I token sono sempre più utilizzati in ambito economico e finanziario, sia come mezzo di pagamento che come strumento di investimento. Il mining, ovvero la creazione di nuovi token attraverso la risoluzione di complessi algoritmi, è un’attività sempre più diffusa. In questo articolo esploreremo i loro usi e aspetti fiscali.

Token: cos’è

Per token intendiamo un insieme di informazioni digitali all’interno di una blockchain, al riguardo la tokenizzazione è la conversione dei diritti di un bene in un token digitale, sempre registrata su una blockchain.

È necessario specificare che la parola token ha due diversi significati: frazioni di una criptovaluta, o se vogliamo un tipo di gettone (più adatto usare l’espressione coin), e un’altra tipologia di gettone, che non ha un proprio registro (ma utilizza quello di un’altra coin).

Per essere ancora più chiari, tokenizzare vuol dire generare un token nel mondo virtuale e collegarlo a un bene, il quale è esistente nel mondo reale mediante l’utilizzo degli smart contract.

Mining: cos’è

Prima di tutto è doveroso ricordare che il termine mining deriva dall’inglese to mine, il quale significa estrarre, e in riferimento ai bitcoin rappresenta il processo di condivisione della potenza di calcolo degli hardware. È un metodo per generare criptovalute, e il modo in cui vengono convalidate le transazioni effettuate.

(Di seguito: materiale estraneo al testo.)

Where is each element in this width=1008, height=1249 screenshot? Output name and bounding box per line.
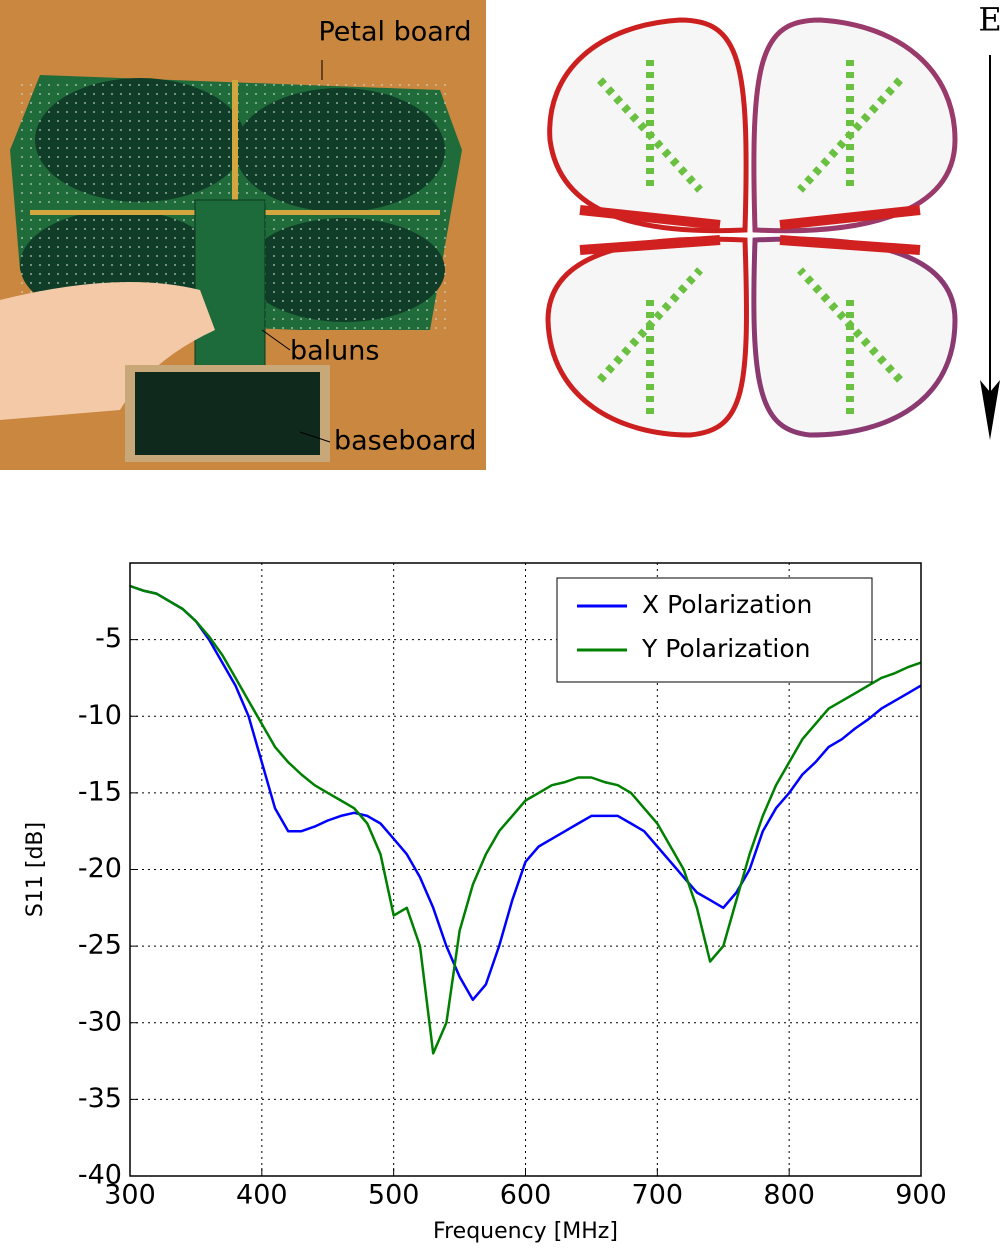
x-axis-label: Frequency [MHz]	[433, 1219, 618, 1244]
y-tick-label: -40	[78, 1160, 122, 1191]
legend-frame	[556, 577, 873, 683]
y-tick-label: -25	[78, 930, 122, 961]
legend-label: X Polarization	[642, 590, 812, 619]
lobe	[751, 236, 958, 438]
field-plot: E	[545, 1, 1002, 440]
feed-line	[232, 80, 238, 220]
y-tick-label: -20	[78, 853, 122, 884]
photo-label: baseboard	[334, 426, 476, 457]
x-tick-label: 900	[895, 1180, 947, 1211]
baseboard	[135, 372, 320, 455]
current-arrows	[579, 205, 921, 255]
e-field-label: E	[978, 1, 1001, 39]
photo-label: Petal board	[318, 17, 471, 48]
y-axis-label: S11 [dB]	[23, 822, 48, 917]
leader-line	[299, 431, 331, 443]
baluns-board	[194, 199, 266, 371]
y-tick-label: -5	[95, 623, 122, 654]
x-tick-label: 600	[500, 1180, 552, 1211]
x-tick-label: 800	[763, 1180, 815, 1211]
series-line	[129, 584, 922, 1055]
e-field-arrowhead	[980, 380, 1000, 440]
y-tick-label: -35	[78, 1083, 122, 1114]
y-tick-label: -10	[78, 700, 122, 731]
photo-label: baluns	[290, 336, 379, 367]
x-tick-label: 300	[104, 1180, 156, 1211]
legend-label: Y Polarization	[641, 634, 811, 663]
x-tick-label: 500	[368, 1180, 420, 1211]
current-arrows	[597, 60, 903, 420]
x-tick-label: 700	[632, 1180, 684, 1211]
x-tick-label: 400	[236, 1180, 288, 1211]
y-tick-label: -15	[78, 776, 122, 807]
plot-frame	[129, 562, 922, 1177]
chart: 300 400 500 600 700 800 900 -40 -35 -30 -25 -20 -15 -…	[23, 562, 947, 1244]
y-tick-label: -30	[78, 1006, 122, 1037]
leader-line	[261, 329, 291, 351]
series-line	[129, 584, 922, 1002]
photo: Petal board baluns baseboard	[0, 0, 486, 470]
hand	[0, 282, 215, 420]
legend: X Polarization Y Polarization	[556, 577, 873, 683]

Il mining di criptovalute è, quindi, un processo digitale che sfrutta la potenza di calcolo di un computer per estrarre nuove coin attraverso la validazione delle transazioni. Si occupa sia di generare una nuova criptovaluta, sia di verificare la legittimità delle transazioni stesse. In un precedente articolo abbiamo menzionato questa parola in rapporto all’uso di Ethereum e al passaggio dal sistema di verifica proof-of-work (PoW) a quello proof of stake (PoS).

Quando il miner completa il processo di verifica di un blocco di transazioni viene ricompensato con Bitcoin, appena creati, i quali vanno ad aumentare il numero complessivo in circolazione. Qui entra in gioco il PoW: il meccanismo di consenso, che impedisce che possa essere speso due volte lo stesso denaro.

Uso dei token

I token possono essere utilizzati in diversi modi, tra cui come mezzo di pagamento, come strumento di investimento o come rappresentazione digitale di beni e servizi. I token più comuni sono i cosiddetti utility token, che rappresentano l’accesso a un servizio o a una funzionalità all’interno di una piattaforma. Ad esempio, un token di un e-commerce potrebbe consentire l’acquisto servizi a tema. Offre, quindi, una utilità specifica su piattaforma o app.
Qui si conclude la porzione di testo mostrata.